Continuing the thread about bit error rates...
In some stress testing on a prototype about a year ago, we detected
about one soft error every day or two. (We were using an early
private license YAFFS2, with 256 MB Samsung 2kB page NAND chips, if I
recall correctly.) We had a low-level test program running.
It wrote one page, read the entire NAND, wrote another page, read the
entire NAND, etc., as the only task, and therefore at about the maximum
data throughput of which our system was capable, about 1 or 2
MB/second. A quick calculation: we have 86400 seconds per day, so
we had about 100
GB/day of data read, and perhaps 1 MB/day of data written. We
found this of concern, but not alarming, as our typical usage pattern
on a rugged hand-held with a commercial OS would be MUCH lower. I
don't recall that we identified read disturb or write disturb as the
culprit.
As far as I can recall (and as far as the engineer who did the testing
can recall), we did NOT see two errors on any one page. That is,
each error that we saw happened on a different page, and did NOT seem
to indicate that we had merely discovered a weak page.

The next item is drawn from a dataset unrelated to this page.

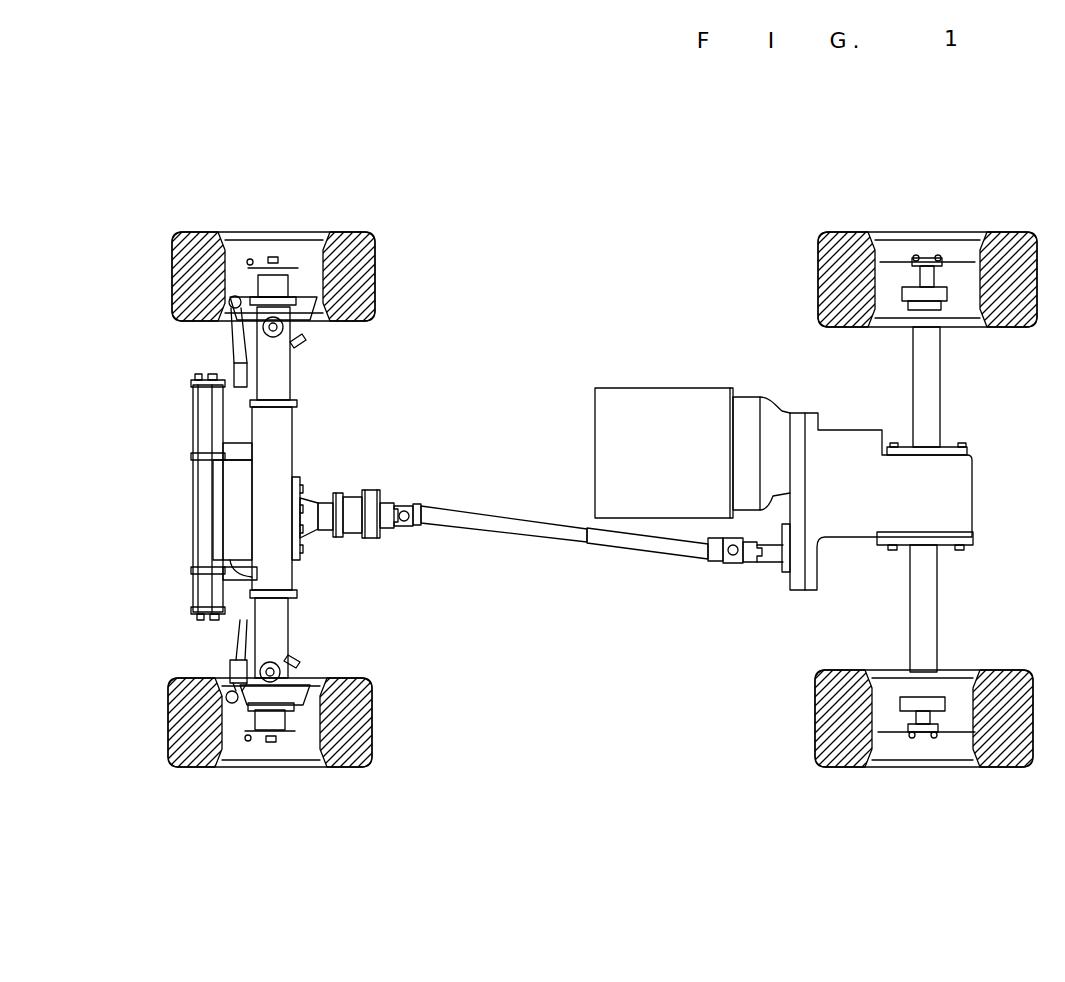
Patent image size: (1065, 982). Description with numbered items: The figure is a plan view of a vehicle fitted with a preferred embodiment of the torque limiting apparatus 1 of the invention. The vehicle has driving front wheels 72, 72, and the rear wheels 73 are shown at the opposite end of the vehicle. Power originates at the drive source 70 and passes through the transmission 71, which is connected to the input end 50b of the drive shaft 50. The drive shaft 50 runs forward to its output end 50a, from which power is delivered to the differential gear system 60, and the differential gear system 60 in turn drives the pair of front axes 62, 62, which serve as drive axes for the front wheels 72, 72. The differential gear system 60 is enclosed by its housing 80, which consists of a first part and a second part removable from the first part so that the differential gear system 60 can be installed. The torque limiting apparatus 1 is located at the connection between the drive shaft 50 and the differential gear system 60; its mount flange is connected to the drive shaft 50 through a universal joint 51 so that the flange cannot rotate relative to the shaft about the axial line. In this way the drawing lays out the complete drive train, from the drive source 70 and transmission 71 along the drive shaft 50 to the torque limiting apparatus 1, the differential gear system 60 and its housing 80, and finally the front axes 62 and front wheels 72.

The best option appeared to be to force a garbage collection of the
data in that block and erase the block. Block retirement seemed
more appropriate in cases where a write failed (indicating that a write
operation did not correctly change 1s to 0s on a page write), where an
erase failed (the chip could not restore 0s to 1s), or where a
verification of the data written failed. This approach would
match the recommendations from Toshiba.
New thought: perhaps YAFFS could use two distinct ways of marking a
block bad, one for cases where it detected an ECC error and another for
cases where a write operation failed. If these were distinct from
the manufacturer's initial bad block marking, one coould determine
which effect caused which proportion of bad blocks in the system.
I will also note that a NAND vendor who paid us a visit at about that
same time said that we should expect WORSE soft error behaviour with
succeeding generations of NAND flash chips. The geometries would
get smaller and smaller, the chip dies would get larger and larger, and
the amount of time for production testing of each chip would not
increase, or at least, not increase as fast as the total storage of a
chip. Thus, the testing per page would only go down in subsequent
generations of chips. These two statements seemed to say that we
would see both (1) increased rates of ECC errors, and (2) an increase
in the number of marginal blocks not marked bad by the chip vendor.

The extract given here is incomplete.